At least 63 journalists and media workers have been killed since the war began ― 56 Palestinian, four Israeli and three Lebanese, according to the Committee to Protect Journalists. Dozens more have been injured or arrested.
Reuters’ findings were bolstered by another investigation by Human Rights Watch on Thursday, which said the journalists were not working near areas with active fighting. HRW’s report found the tank’s attacks had “directly targeted them,” saying the incident appeared to be a war crime.
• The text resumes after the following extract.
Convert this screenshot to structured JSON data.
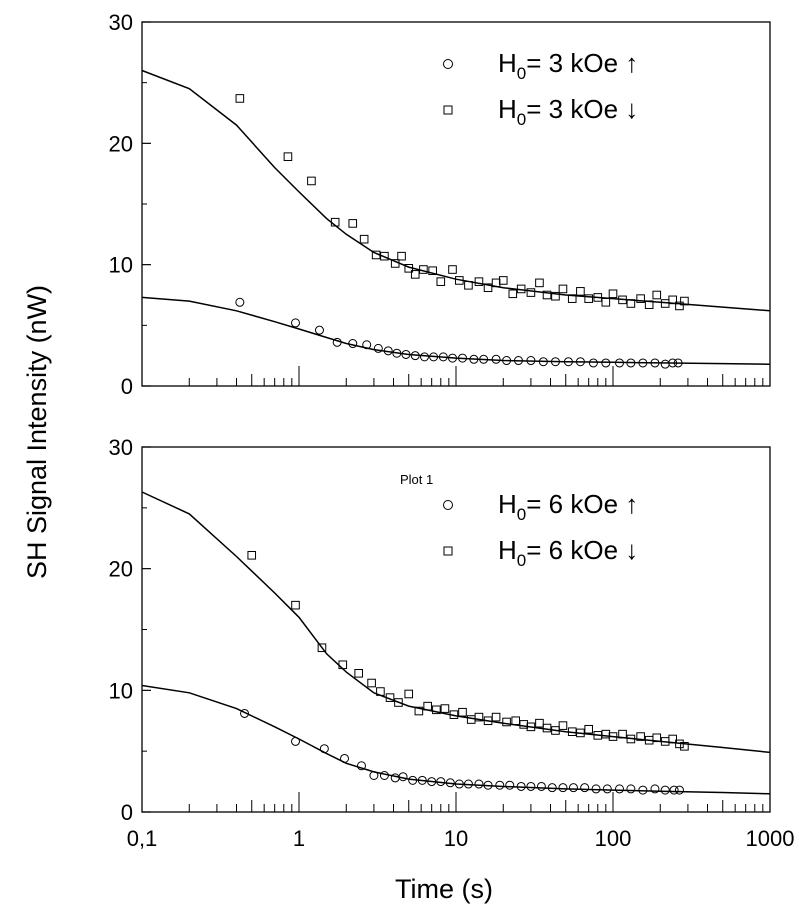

“This is not the first time that Israeli forces have apparently deliberately attacked journalists, with deadly and devastating results,” Ramzi Kaiss, the group’s Lebanon researcher, said in a statement. “Those responsible need to be held to account, and it needs to be made clear that journalists and other civilians are not lawful targets.”
Amnesty International also published its own report on Thursday, saying it, too, believed the attack should be investigated as a war crime. The group’s deputy regional director for the Middle East and North Africa, Aya Majzoub, said it had uncovered “chilling evidence pointing to an attack on a group of international journalists who were carrying out their work by reporting on hostilities.”
Galloni said Thursday that journalists needed to be safeguarded during the conflict.
“At Reuters we report the news of the world with accuracy, integrity, independence and freedom from bias,” she said. “It is critically important that our journalists are able to do so, safely.”